Ma la mentalità delle sue formazioni è sempre stata quadrata. Si pensi al derby capitolino proprio durante quella stagione, a quattro gare dal termine e con i giallorossi in testa alla classifica: sotto di un gol al duplice fischio, ebbe il coraggio di togliere Totti e De Rossi e ribaltò il risultato, dimostrando una forza caratteriale invidiabile. Non a caso in trent’anni da allenatore non ha mai perso un derby, né in Spagna con il Valencia ma soprattutto con l’Atlético Madrid (ai tempi del Real Madrid dei Galacticos), né in Italia con la Juventus, l’Inter e la Roma (con la quale inanellò quattro derby vinti consecutivamente). Tutto questo non può essere un caso, un filo conduttore ci deve essere.
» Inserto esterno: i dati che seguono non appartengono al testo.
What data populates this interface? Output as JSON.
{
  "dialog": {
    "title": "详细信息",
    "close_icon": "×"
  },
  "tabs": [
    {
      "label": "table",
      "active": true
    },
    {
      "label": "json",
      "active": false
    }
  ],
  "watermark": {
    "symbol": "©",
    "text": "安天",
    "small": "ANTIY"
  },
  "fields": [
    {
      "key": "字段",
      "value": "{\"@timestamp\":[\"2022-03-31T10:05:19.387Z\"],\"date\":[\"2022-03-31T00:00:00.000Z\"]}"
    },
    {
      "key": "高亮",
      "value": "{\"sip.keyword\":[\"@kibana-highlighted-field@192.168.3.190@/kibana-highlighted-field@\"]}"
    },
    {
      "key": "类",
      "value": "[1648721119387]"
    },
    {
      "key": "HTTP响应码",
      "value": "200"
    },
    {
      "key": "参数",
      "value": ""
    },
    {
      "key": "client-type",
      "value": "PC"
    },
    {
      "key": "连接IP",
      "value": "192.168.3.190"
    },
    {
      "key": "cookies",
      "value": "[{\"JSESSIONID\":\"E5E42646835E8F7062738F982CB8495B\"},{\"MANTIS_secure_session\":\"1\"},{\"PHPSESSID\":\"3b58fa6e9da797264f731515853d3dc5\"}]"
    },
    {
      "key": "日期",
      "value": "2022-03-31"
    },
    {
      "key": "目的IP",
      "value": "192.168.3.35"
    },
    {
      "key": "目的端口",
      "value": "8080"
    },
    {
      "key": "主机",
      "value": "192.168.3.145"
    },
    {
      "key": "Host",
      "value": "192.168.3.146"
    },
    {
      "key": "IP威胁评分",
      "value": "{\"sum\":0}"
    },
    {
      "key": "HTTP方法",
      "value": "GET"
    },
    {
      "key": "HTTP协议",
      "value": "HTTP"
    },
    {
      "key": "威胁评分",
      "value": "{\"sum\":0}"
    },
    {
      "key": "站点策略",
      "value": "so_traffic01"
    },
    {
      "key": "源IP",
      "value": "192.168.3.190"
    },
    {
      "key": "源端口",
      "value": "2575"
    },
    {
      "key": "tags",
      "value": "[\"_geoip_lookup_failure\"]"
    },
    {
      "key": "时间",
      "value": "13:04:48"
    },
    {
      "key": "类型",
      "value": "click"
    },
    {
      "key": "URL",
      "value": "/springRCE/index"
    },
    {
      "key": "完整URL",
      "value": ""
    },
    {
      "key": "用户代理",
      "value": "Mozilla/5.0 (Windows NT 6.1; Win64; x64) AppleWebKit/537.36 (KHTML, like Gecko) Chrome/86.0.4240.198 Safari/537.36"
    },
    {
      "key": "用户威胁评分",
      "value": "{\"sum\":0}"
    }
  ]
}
Ribaltare i pronostici quando si è sottovalutati (con la Juventus ad esempio batté il Real Madrid in entrambe le sfide di Champions League) e non mantenere le aspettative quando si parte favoriti può sembrare un limite, un tremendo limite. Ma quando si fallisce dove pochi hanno riuscito e si riesce dove nessuno ha mai tentato significa oltrepassare quel limite una volta, ma per sempre.